The plan has attracted strong criticism from senior religious leaders such as the Archbishop of Canterbury and also some members of Parliament from within the governing Conservative Party

UK Home Secretary Priti Patel on Monday fought back at critics who have voiced their concerns over a new immigration strategy that will see illegal immigrants entering the country being flown out to Rwanda.

The Indian-origin minister has put her personal political heft behind the initiative as it emerged that she had issued a “ministerial direction” to push the plan ahead as a means to tackle people smugglers and criminal gangs. However, the plan has attracted strong criticism from senior religious leaders such as the Archbishop of Canterbury and also some members of Parliament from within the governing Conservative Party.

“We are taking bold and innovative steps and it’s surprising that those institutions that criticise the plans fail to offer their own solutions,” Ms Patel writes in The Times, in a joint article with Rwandan Foreign Minister Vincent Biruta.

“Allowing this suffering to continue is no longer an option for any humanitarian nation,” they add.

Over the weekend, Archbishop of Canterbury Justin Welby accused the government of “subcontracting our responsibilities” and saying it cannot “stand the judgment of God”. He was joined by the Archbishop of York, Stephen Cottrell, who said the policy was “depressing and distressing”, adding: “We can do better than this.” They are joined by several refugee charities and Opposition MPs, who are also concerned about the plan being “unworkable”.

Among the concerns voiced include Rwanda’s own human rights record, but in their joint article, Ms Patel and Mr Biruta said Rwanda “ranks as one of the world’s safest countries” and has already accommodated 130,000 refugees from multiple countries.

The scheme, dubbed a world-first partnership of its kind, was announced by British Prime Minister Boris Johnson last week. It will see migrants who make dangerous or illegal journeys, such as by small boat or hidden in lorries, being relocated for their asylum claim to be processed in Rwanda. Those whose claims are accepted will then be supported to build a new life in what the UK described as one of the fastest-growing economies.  

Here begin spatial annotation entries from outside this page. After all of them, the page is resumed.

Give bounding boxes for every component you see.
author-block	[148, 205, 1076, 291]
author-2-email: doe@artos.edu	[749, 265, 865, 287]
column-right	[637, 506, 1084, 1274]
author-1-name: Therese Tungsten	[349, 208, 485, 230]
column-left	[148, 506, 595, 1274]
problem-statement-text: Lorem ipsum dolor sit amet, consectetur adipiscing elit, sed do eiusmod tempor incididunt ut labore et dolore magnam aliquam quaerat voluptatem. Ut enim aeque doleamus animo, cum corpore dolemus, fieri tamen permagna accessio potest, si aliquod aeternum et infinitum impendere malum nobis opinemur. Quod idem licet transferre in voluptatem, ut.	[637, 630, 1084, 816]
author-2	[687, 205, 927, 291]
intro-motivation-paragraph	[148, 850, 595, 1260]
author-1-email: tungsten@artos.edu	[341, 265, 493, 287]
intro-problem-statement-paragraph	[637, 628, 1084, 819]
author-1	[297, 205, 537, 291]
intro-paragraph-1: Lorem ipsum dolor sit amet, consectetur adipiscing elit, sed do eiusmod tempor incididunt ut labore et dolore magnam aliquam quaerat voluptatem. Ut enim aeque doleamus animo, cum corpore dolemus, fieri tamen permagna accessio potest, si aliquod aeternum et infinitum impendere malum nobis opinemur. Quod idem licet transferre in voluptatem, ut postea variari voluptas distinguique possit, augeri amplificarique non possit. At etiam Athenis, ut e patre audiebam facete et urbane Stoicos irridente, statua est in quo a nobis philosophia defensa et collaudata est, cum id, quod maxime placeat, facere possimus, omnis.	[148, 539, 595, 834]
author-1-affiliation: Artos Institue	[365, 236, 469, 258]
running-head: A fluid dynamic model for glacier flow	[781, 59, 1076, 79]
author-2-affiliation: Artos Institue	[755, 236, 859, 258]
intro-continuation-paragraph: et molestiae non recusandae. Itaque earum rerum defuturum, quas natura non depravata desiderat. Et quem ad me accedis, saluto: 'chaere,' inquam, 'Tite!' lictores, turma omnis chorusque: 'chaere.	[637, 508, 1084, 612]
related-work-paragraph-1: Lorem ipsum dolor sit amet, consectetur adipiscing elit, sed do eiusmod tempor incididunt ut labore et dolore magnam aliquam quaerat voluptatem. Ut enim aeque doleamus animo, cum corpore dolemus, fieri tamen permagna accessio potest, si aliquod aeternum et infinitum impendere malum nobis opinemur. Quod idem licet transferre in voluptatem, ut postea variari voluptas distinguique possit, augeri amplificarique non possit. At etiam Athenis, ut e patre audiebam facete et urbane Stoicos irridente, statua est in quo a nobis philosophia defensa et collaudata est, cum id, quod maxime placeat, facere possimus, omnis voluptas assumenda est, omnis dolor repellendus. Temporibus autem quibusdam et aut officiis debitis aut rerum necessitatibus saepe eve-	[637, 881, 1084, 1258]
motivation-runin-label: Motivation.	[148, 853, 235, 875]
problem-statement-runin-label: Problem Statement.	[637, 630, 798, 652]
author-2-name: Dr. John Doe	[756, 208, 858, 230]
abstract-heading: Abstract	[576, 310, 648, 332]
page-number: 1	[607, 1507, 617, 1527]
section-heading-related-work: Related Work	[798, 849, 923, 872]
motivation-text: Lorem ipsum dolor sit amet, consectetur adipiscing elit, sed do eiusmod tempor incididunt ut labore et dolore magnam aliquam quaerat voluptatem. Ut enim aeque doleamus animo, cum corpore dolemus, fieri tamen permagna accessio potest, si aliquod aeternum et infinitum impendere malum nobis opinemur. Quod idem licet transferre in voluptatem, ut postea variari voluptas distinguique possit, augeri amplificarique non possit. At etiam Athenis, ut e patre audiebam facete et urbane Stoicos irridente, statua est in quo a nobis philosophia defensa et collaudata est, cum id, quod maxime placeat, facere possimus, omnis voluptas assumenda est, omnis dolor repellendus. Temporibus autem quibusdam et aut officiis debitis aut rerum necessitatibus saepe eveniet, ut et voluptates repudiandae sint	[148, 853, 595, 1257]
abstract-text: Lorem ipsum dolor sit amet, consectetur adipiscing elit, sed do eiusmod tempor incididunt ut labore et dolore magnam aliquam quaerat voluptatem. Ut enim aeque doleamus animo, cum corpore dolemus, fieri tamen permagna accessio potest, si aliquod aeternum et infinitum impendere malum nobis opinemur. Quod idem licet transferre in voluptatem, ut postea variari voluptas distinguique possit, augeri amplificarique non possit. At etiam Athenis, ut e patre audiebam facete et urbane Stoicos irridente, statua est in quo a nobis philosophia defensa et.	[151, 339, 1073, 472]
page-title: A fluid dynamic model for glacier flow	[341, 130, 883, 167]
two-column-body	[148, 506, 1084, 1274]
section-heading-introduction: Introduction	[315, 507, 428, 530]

Under the partnership, the UK is investing 120 million pounds into the economic development and growth of Rwanda. Funding will also be provided to support the delivery of asylum operations, accommodation and integration, similar to the costs incurred in the UK for these services. 

“We have signed a world-leading Migration Partnership with Rwanda which can see those arriving dangerously, illegally or unnecessarily into the UK relocated to have their claims for asylum considered and, if recognised as refugees, to build their lives there,” Ms Patel said during a visit to the Rwandan capital of Kigali last week.

“This will help break the people smugglers’ business model and prevent loss of life, while ensuring protection for the genuinely vulnerable,” she said.

The scheme will initially focus mainly on single men arriving in the UK on small boats from across the English Channel or hidden in lorries. The UK government has warned that the crisis of illegal immigration through such dangerous routes has hit dangerous levels, with over 28,000 migrants crossing the Channel last year alone.